Many maker's marks are fairly obvious - they are visible with the naked eye when you turn the piece over. Sometimes, though, a mark can be very tiny and you can find it just about anywhere on a piece, so it is important to examine the jewelry carefully to see if it is marked.
I've seen signatures on the pin part of clasps, in tiny lettering on the edge of the setting, inside of a bale where a pendant hangs from a chain, on a clasp tag, and on an enlarged O ring near the clasp. They are found on the back of the clasps for necklaces and bracelets, on the underside of pendants and pieces of other necklaces, and backs of brooches.
Designers do not always use the same marking. There are many designers who have used four, five, or even more, different marks through the years. The following are photos of a few maker's marks that you may have seen. These are from designers Sarah Coventry, Coro (sterling), Schreiner and Weiss.
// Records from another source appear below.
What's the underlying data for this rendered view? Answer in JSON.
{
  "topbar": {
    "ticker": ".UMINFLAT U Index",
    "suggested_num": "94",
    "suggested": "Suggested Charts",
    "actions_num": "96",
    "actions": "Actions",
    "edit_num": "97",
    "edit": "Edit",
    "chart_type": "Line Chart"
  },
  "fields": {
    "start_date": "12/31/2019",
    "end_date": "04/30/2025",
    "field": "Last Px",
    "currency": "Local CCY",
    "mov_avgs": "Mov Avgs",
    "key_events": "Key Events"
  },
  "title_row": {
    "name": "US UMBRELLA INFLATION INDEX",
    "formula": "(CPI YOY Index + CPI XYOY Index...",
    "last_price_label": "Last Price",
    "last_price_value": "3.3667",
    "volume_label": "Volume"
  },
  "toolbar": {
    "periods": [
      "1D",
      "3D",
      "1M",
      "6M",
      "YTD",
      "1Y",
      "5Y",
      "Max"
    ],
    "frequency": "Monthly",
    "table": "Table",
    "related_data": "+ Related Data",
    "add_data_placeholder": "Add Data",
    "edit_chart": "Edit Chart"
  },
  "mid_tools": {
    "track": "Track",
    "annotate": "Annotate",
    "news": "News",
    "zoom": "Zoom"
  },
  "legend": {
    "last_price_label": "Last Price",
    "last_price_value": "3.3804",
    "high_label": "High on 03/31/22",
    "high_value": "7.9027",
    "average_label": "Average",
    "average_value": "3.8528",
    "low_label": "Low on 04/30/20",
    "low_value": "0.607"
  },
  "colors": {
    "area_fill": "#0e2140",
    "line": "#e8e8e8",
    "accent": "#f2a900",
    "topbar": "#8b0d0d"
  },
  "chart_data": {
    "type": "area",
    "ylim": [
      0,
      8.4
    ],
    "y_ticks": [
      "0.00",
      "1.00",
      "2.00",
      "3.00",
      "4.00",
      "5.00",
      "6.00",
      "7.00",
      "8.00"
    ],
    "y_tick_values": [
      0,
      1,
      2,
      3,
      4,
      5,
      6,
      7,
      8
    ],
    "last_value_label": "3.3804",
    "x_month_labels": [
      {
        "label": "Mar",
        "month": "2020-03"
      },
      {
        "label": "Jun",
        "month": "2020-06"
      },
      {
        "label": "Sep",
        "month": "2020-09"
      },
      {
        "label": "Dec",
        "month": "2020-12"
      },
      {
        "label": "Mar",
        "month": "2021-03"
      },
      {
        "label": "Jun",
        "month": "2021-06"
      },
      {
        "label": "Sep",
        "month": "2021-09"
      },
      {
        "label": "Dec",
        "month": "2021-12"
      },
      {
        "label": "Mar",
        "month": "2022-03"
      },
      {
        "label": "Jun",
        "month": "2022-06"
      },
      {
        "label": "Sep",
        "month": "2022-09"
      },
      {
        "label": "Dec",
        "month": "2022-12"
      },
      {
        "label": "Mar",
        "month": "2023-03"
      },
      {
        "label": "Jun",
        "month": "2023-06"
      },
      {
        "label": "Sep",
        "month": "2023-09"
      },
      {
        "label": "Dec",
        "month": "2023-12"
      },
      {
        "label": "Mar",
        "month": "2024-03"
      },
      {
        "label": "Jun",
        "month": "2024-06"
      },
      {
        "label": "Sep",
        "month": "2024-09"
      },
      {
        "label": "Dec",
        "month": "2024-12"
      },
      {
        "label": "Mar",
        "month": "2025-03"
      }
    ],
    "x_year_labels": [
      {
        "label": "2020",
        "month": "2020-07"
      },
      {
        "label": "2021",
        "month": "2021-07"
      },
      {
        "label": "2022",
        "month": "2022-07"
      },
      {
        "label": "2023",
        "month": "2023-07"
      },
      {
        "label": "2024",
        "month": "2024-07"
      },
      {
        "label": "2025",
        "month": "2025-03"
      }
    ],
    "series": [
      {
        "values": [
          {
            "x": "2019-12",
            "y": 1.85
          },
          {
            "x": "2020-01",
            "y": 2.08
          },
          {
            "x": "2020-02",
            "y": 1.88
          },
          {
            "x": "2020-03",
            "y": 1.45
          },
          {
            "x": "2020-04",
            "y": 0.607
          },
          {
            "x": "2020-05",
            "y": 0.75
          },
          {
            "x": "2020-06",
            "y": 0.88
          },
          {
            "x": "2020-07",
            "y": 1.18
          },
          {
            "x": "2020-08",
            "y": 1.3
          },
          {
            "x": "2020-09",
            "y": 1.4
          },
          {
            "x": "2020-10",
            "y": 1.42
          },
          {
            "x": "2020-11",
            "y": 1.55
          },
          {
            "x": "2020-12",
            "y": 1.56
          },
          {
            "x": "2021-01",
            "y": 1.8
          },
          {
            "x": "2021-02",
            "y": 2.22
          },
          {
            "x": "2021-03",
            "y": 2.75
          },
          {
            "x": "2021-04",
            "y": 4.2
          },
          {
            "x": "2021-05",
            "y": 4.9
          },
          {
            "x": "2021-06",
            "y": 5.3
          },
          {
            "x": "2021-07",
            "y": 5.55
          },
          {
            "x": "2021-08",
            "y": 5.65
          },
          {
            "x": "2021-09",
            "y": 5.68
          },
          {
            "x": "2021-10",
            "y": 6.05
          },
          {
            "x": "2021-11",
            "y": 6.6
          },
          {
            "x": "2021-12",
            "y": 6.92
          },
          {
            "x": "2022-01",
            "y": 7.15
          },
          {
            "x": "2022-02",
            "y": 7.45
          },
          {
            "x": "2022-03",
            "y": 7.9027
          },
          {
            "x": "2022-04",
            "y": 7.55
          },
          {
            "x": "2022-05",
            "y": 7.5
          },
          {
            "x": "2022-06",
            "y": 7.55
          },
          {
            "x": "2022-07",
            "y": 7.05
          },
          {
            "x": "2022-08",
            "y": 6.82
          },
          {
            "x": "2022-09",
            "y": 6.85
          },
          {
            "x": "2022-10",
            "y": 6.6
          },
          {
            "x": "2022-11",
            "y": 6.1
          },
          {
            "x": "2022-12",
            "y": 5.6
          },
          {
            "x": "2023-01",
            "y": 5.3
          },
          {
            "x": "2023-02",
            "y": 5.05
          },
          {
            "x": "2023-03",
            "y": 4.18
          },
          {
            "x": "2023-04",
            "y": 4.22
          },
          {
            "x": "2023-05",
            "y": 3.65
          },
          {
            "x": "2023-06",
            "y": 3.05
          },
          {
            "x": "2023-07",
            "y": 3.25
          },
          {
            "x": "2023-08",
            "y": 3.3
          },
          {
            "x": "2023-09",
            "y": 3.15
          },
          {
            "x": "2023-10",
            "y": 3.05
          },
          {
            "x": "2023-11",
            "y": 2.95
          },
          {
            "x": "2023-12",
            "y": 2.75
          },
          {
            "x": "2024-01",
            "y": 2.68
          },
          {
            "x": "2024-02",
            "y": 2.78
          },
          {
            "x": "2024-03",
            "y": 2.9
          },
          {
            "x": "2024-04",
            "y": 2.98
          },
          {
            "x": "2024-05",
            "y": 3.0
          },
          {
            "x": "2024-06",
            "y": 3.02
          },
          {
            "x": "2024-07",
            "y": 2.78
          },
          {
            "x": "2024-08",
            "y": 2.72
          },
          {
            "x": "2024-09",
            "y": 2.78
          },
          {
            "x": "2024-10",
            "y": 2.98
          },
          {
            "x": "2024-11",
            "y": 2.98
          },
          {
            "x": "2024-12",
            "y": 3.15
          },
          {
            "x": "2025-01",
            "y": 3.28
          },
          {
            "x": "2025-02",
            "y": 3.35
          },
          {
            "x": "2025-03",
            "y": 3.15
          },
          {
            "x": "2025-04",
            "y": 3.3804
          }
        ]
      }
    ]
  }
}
In Comparision, the following are hallmarks (some also have maker's marks incorporated into the marking):
Not all vintage jewelry is marked but many are. There are notable designers who used only paper hang tags which were often removed when the piece was worn and then discarded. Juliana jewelry, made by Delizza and Elster, is probably the most well known design of this type.
Other designers marked many of their pieces, but also made some which were not marked. To identify these, one needs a good knowledge of their design techniques. I'll cover some of these in a later blog.